Does the UEFA Have Zero Tolerance for Racism?

The start of October marked the beginning of Black History Month but it seems some Bulgarian football fans did not get the memo. England’s Euro 2020 qualifier against Bulgaria was almost abandoned due to the disgraceful level of racism that was targeted at Black English players. 

Despite England’s 6-0 victory, the celebrations have been clouded by the discriminatory behaviour of the Bulgarian fans. Greg Clark, Chairman of the Football Association, has described the shocking game as “one of the most appalling nights in football I have ever seen”.

What should have been a celebratory night for Tyrone Mings – as he made his international debut – became a sinister reminder that there is still a lot more to be done about racism, even in 2019. Every time Mings, Sterling or Rashford touched the ball, they were subjected to monkey chants and fascist Nazi salutes. 

This resulted in the referee having to pause the match twice to wait for the chanting to stop but the game was never completely abandoned.

England fans sung “Who put the ball in the racists’ net?” as Raheem Sterling made it 4-0. It seems that this was the way that the team dealt with it, rising above the racism to let the football do the talking. However, does this really promote the right message? 

As such a multicultural and diverse country, it is important to enforce a ‘zero tolerance’ rule to racism that UEFA alleges it has. If the England players had walked off the pitch, it would have cemented the match as a historic moment that came much closer to stamping racism out of the game for good. Is three points really enough of a statement?

Since the match, eleven members of the Lauta Army, the neo-Nazi gang responsible for the chants, have been arrested. Both the President of the Bulgarian Football Union, Borislav Mihaylov, and the Bulgarian Manager, Krasimir Balakov, have resigned, leaving the international team lacking authority. 

No doubt UEFA will fine the Bulgarian football team, with the average fine in cases like this being around £45,000. When the hooliganism of the Liverpool fans in Heysel resulted in the England teams being banned from the Champions League for five years, it does make you wonder whether the Bulgarian national side need a temporary ban from international competitions. Demanding harsher penalties, anti-racism campaign group Kick It Out, states that there can be “no more pitiful fines or short stadium bans”.

Throughout all the commotion, it is important to note this incident involved only a small minority of Bulgarians in the stadium. Painting everyone with the same brush is racist in itself. At half time, Bulgarian captain, Ivelin Popov, confronted the racist gang, pleading with them to stop their chants. It is not as black and white to say that the Bulgarians are bad and the English are good.  

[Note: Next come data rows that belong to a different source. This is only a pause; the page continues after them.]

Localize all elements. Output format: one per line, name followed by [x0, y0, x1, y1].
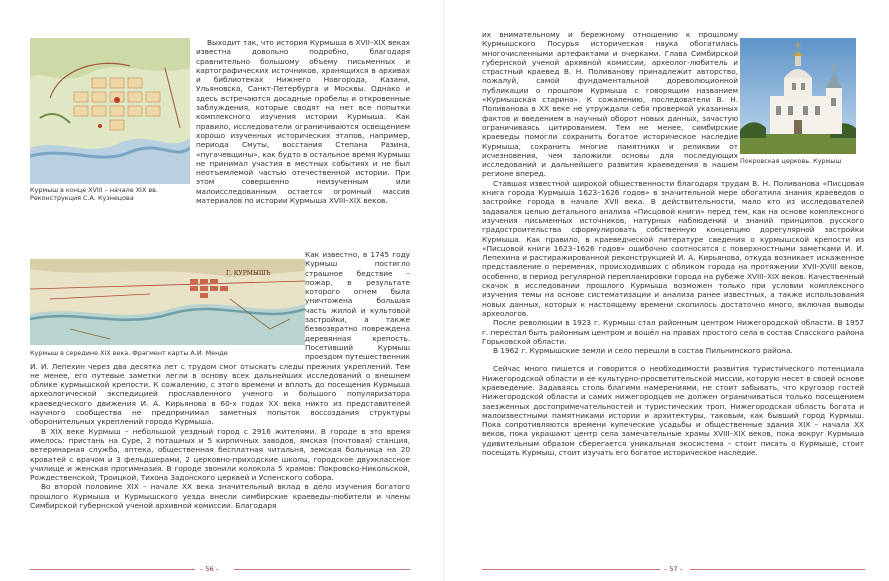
mende-map-caption: Курмыш в середине XIX века. Фрагмент карты А.И. Менде: [30, 349, 228, 357]
left-fire-paragraph: Как известно, в 1745 году Курмыш постигло страшное бедствие – пожар, в результате которого огнем была уничтожена большая часть жилой и культовой застройки, а также безвозвратно повреждена деревянная крепость. Посетивший Курмыш проездом путешественник И. И. Лепехин через два десятка лет с трудом смог отыскать следы прежних укреплений. Тем не менее, его путевые заметки легли в основу всех дальнейших исследований о внешнем облике курмышской крепости. К сожалению, с этого времени и вплоть до посещения Курмыша археологической экспедицией прославленного ученого и большого популяризатора краеведческого движения И. А. Кирьянова в 60-х годах XX века никто из представителей научного сообщества не предпринимал заметных попыток воссоздания структуры оборонительных укреплений города Курмыша.: [30, 250, 410, 427]
right-body: [482, 30, 864, 457]
left-intro-text: Выходит так, что история Курмыша в XVII–XIX веках известна довольно подробно, благодаря сравнительно большому объему письменных и картографических источников, хранящихся в архивах и библиотеках Нижнего Новгорода, Казани, Ульяновска, Санкт-Петербурга и Москвы. Однако и здесь встречаются досадные пробелы и откровенные заблуждения, которые сводят на нет все попытки комплексного изучения истории Курмыша. Как правило, исследователи ограничиваются освещением хорошо изученных исторических этапов, например, периода Смуты, восстания Степана Разина, «пугачевщины», как будто в остальное время Курмыш не принимал участия в местных событиях и не был неотъемлемой частью отечественной истории. При этом совершенно неизученным или малоисследованным остается огромный массив материалов по истории Курмыша XVIII–XIX веков.: [196, 38, 410, 206]
left-footer-rule: [30, 569, 195, 570]
right-intro-text: их внимательному и бережному отношению к прошлому Курмышского Посурья историческая наука обогатилась многочисленными артефактами и очерками. Глава Симбирской губернской ученой архивной комиссии, археолог-любитель и страстный краевед В. Н. Поливанову принадлежит авторство, пожалуй, самой фундаментальной дореволюционной публикации о прошлом Курмыша с говорящим названием «Курмышская старина». К сожалению, последователи В. Н. Поливанова в XX веке не утруждали себя проверкой указанных фактов и введением в научный оборот новых данных, зачастую ограничиваясь цитированием. Тем не менее, симбирские краеведы помогли сохранить богатое историческое наследие Курмыша, сохранить многие памятники и реликвии от исчезновения, чем заложили основы для последующих исследований и дальнейшего развития краеведения в нашем регионе вперед.: [482, 30, 738, 179]
mende-map-label: Г. КУРМЫШЪ: [226, 270, 271, 277]
right-pistsovaya-paragraph: Ставшая известной широкой общественности благодаря трудам В. Н. Поливанова «Писцовая книга города Курмыша 1623–1626 годов» в значительной мере обогатила знания краеведов о застройке города в начале XVII века. В действительности, мало кто из исследователей задавался целью детального анализа «Писцовой книги» перед тем, как на основе комплексного изучения письменных источников, натурных наблюдений и знаний принципов русского градостроительства сформулировать собственную концепцию доpeгулярной застройки Курмыша. Как правило, в краеведческой литературе сведения о курмышской крепости из «Писцовой книги 1623–1626 годов» ошибочно соотносятся с поверхностными заметками И. И. Лепехина и растиражированной реконструкцией И. А. Кирьянова, откуда возникает искаженное представление о переменах, происходивших с обликом города на протяжении XVII–XVIII веков, особенно, в период регулярной перепланировки города на рубеже XVIII–XIX веков. Качественный скачок в исследовании прошлого Курмыша возможен только при условии комплексного изучения темы на основе систематизации и анализа ранее известных, а также использования новых данных, которых к настоящему времени скопилось достаточно много, включая выводы археологов.: [482, 178, 864, 318]
photo-spacer: [744, 30, 864, 164]
right-page: [445, 0, 889, 581]
map-reconstruction-image: [30, 38, 190, 184]
left-second-half-paragraph: Во второй половине XIX – начале XX века значительный вклад в дело изучения богатого прошлого Курмыша и Курмышского уезда внесли симбирские краеведы-любители и члены Симбирской губернской ученой архивной комиссии. Благодаря: [30, 482, 410, 511]
map-reconstruction-caption: Курмыш в конце XVIII – начале XIX вв. Реконструкция С.А. Кузнецова: [30, 186, 158, 202]
float-spacer: [30, 250, 305, 358]
right-footer-rule: [482, 569, 660, 570]
right-tourism-paragraph: Сейчас много пишется и говорится о необходимости развития туристического потенциала Нижегородской области и ее культурно-просветительской миссии, которую несет в своей основе краеведение. Задаваясь столь благими намерениями, не стоит забывать, что кругозор гостей Нижегородской области и самих нижегородцев не должен ограничиваться только посещением заезженных достопримечательностей и туристических троп. Нижегородская область богата и малоизвестными памятниками истории и архитектуры, таковым, как бывший город Курмыш. Пока сопротивляются времени купеческие усадьбы и общественные здания XIX – начала XX веков, пока украшают центр села замечательные храмы XVIII–XIX веков, пока вокруг Курмыша удивительным образом сберегается уникальная экосистема – стоит писать о Курмыше, стоит посещать Курмыш, стоит изучать его богатое историческое наследие.: [482, 364, 864, 458]
left-footer-rule-2: [234, 569, 410, 570]
right-revolution-paragraph: После революции в 1923 г. Курмыш стал районным центром Нижегородской области. В 1957 г. перестал быть районным центром и вошёл на правах простого села в состав Спасского района Горьковской области.: [482, 318, 864, 346]
right-footer-rule-2: [690, 569, 865, 570]
church-photo-caption: Покровская церковь. Курмыш: [740, 157, 842, 165]
right-1962-paragraph: В 1962 г. Курмышские земли и село перешли в состав Пильнинского района.: [493, 346, 793, 356]
right-page-number: – 57 –: [664, 565, 683, 573]
left-page: [0, 0, 444, 581]
left-page-number: – 56 –: [200, 565, 219, 573]
left-intro-paragraph: [196, 38, 410, 205]
left-xix-paragraph: В XIX веке Курмыш – небольшой уездный город с 2916 жителями. В городе в это время имелось: пристань на Суре, 2 поташных и 5 кирпичных заводов, ямская (почтовая) станция, ветеринарная служба, аптека, общественная бесплатная читальня, земская больница на 20 кроватей с врачом и 3 фельдшерами, 2 церковно-приходские школы, городское двухклассное училище и женская прогимназия. В городе звонили колокола 5 храмов: Покровско-Никольской, Рождественской, Троицкой, Тихона Задонского церквей и Успенского собора.: [30, 426, 410, 483]
left-body: [30, 250, 410, 510]
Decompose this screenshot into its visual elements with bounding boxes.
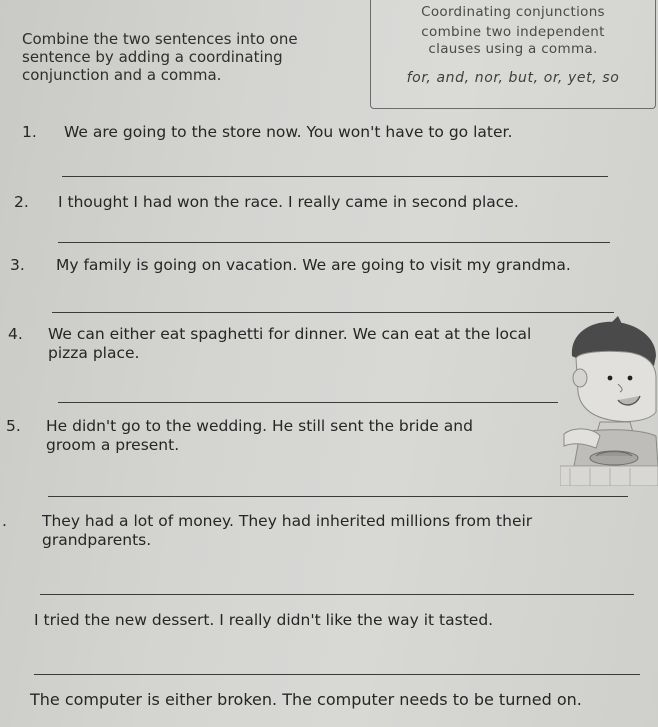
instructions-text: Combine the two sentences into one sentence by adding a coordinating conjunction and a comma. [22,30,298,84]
boy-cartoon-icon [560,316,658,490]
item-number: 1. [22,123,37,141]
item-number: 3. [10,256,25,274]
item-text: I thought I had won the race. I really came in second place. [58,193,519,211]
item-text: My family is going on vacation. We are going to visit my grandma. [56,256,571,274]
item-text: He didn't go to the wedding. He still sent the bride and groom a present. [46,417,473,454]
conjunctions-box [370,0,656,109]
item-text: We can either eat spaghetti for dinner. We can eat at the local pizza place. [48,325,532,362]
item-text: They had a lot of money. They had inherited millions from their grandparents. [42,512,533,549]
answer-line-1[interactable] [62,176,608,177]
answer-line-2[interactable] [58,242,610,243]
item-number: 4. [8,325,23,343]
conjunctions-box-title: Coordinating conjunctions [421,4,605,20]
item-text: The computer is either broken. The computer needs to be turned on. [30,690,582,709]
conjunctions-definition-text: combine two independent clauses using a comma. [421,24,605,57]
item-text: I tried the new dessert. I really didn't like the way it tasted. [34,611,494,629]
answer-line-4[interactable] [58,402,558,403]
answer-line-5[interactable] [48,496,628,497]
item-number: 2. [14,193,29,211]
item-text: We are going to the store now. You won't have to go later. [64,123,513,141]
item-number: . [2,512,7,530]
answer-line-6[interactable] [40,594,634,595]
conjunctions-box-definition [371,24,655,58]
conjunctions-list: for, and, nor, but, or, yet, so [406,70,620,86]
item-number: 5. [6,417,21,435]
answer-line-3[interactable] [52,312,614,313]
answer-line-7[interactable] [34,674,640,675]
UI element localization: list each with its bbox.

In December 2018, there were reports of banana skins being thrown on the pitch during the Arsenal vs Tottenham Derby when Aubameyang scored. Likewise, in August 2019, Milwall were fined £10,000 as racist chants were sung during an FA cup match and there are many other cases of English fans being racist on social media. At the post-match press conference after the 2020 qualifier, England manager Gareth Southgate even stated: “My players, because of their experiences in our own country, are hardened to racism. I don’t know what that says about our society, but that’s the reality.”

Sadly, it seems that there is so much more to be done about racism – both in our own country and abroad – and perhaps the only way to do it is by imposing harsher punishments, rather than small fines or short stadium bans.